Based on GlobalData’s report, ‘Construction in Malaysia – Key trends and opportunities to 2025 (Q2 2021)’ Malaysia’s construction activity had slowed considerably in 2019, owing to delays in several mega construction projects and an increase in unsold housing stock. This weakness was further exacerbated with the pandemic in 2020. As a result, construction value-add declined by 19.4% in real terms. The recovery in 2021 will be driven by investments in transportation and energy projects as well as affordable housing.

Malaysia’s construction industry is expected to post an annual average growth rate of 6.5% in real terms between 2022–2025, driven by a recovery in economic conditions, coupled with investments in transport infrastructure, renewable energy, residential, telecommunications and water infrastructure projects, explained GlobalData.

In mid-December 2020, the government approved a 2021 budget worth MYR322.5 billion (US$75.8 billion), which is the largest in the country’s history, and is 2.4% higher than 2019’s budget of MYR314.7 billion (US$74 billion). Of the total budget, 73.3% is allocated towards operational expenditure, 21.4% towards development expenditure and the remaining 5.3% towards dealing with the Covid-19 pandemic.

Willis Rooney, economist at GlobalData said, “Recovery over the forecast period will be supported by the government’s aim to increase the share of renewable energy in the total energy mix from 2% in 2019 to 20% by 2025; to achieve this, an investment of MYR33 billion (US$7.8 billion) will be required over the next six years.

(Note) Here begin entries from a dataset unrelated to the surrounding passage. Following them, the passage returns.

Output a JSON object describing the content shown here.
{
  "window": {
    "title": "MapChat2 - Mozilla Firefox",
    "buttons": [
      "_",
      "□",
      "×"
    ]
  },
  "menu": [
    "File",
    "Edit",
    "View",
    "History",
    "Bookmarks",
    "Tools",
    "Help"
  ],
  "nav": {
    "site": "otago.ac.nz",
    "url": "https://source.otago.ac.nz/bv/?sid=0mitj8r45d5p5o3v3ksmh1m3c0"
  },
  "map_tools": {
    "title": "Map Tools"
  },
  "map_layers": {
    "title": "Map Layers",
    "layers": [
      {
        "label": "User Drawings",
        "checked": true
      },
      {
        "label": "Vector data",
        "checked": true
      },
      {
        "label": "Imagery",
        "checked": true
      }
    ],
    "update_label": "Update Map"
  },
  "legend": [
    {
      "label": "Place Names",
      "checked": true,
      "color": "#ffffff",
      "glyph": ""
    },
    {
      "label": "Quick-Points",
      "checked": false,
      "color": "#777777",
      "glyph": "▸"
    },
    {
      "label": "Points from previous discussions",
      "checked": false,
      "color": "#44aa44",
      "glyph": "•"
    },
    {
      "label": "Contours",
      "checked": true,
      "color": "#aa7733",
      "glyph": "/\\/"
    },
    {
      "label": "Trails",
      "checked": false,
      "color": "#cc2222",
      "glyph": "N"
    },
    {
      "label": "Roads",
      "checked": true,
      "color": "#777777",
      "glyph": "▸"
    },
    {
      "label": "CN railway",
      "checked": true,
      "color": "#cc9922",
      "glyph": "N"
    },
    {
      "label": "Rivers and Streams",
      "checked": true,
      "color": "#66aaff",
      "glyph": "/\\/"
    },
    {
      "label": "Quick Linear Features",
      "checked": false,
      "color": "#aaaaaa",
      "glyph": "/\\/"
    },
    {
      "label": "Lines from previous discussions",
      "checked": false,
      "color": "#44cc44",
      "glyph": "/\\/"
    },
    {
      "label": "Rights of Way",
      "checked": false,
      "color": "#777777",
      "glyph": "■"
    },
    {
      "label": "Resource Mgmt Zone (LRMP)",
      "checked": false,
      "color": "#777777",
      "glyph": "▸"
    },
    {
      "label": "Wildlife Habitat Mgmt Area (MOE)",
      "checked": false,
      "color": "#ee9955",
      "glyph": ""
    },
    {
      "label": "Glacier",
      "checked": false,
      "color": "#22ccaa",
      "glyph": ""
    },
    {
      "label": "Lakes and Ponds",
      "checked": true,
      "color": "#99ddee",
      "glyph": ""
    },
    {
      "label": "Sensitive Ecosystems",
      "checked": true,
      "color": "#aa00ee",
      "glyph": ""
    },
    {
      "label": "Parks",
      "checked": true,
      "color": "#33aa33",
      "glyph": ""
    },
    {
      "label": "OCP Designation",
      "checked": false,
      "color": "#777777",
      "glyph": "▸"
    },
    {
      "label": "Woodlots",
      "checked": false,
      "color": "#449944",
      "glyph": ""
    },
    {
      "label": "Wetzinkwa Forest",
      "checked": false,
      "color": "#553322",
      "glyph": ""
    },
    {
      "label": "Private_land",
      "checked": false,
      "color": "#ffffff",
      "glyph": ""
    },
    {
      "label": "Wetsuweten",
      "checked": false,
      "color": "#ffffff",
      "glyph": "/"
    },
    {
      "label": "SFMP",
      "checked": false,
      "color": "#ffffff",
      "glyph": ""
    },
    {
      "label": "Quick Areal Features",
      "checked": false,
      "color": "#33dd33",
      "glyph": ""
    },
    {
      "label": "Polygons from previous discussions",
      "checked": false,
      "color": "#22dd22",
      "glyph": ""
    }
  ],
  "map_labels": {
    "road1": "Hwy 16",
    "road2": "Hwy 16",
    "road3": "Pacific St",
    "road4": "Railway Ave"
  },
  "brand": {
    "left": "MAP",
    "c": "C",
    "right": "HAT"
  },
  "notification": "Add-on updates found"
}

“Forecast period growth will also be supported by the development of telecommunication infrastructure to improve the quality and coverage of 4G broadband services and set the foundation for 5G in the country. To support this, the government launched the Jendela Plan, with an investment of MYR21 billion (US$4.9 billion), to be implemented between 2020 and 2025.”

Both residential and commercial construction struggled over the course of 2020, with the recovery in both sectors expected to be gradual, said GlobalData. The residential sector’s output over the short term is expected to remain weak due to the disruption to residential construction activity, coupled with weak demand for housing. Reflecting the weakness in the sector, in 2020 there were double digit year-over-year (Y-o-Y) declines in the total value of residential construction work performed, as well as the total value of loans disbursed for the purchase of residential properties.

Mr Rooney added, “There will be some relief to the residential construction market arising from the government’s intention to increase the stock of affordable housing. It plans to build one million housing units to cater for homebuyers in the bottom 40% income bracket by the end of 2029.

“As part of the 2021 budget, the government announced further measures to support the housing sector, which includes collaboration with financial institutions to roll out a rent-to-own programme, which will benefit first-time home buyers until 2022. The government also allocated funds for the construction of houses for low-income home buyers, which will be used to build housing units under the People’s Housing Program, as well as the Rumah Mesra Rakyat and Perumahan Penjawat Awam housing programmes.”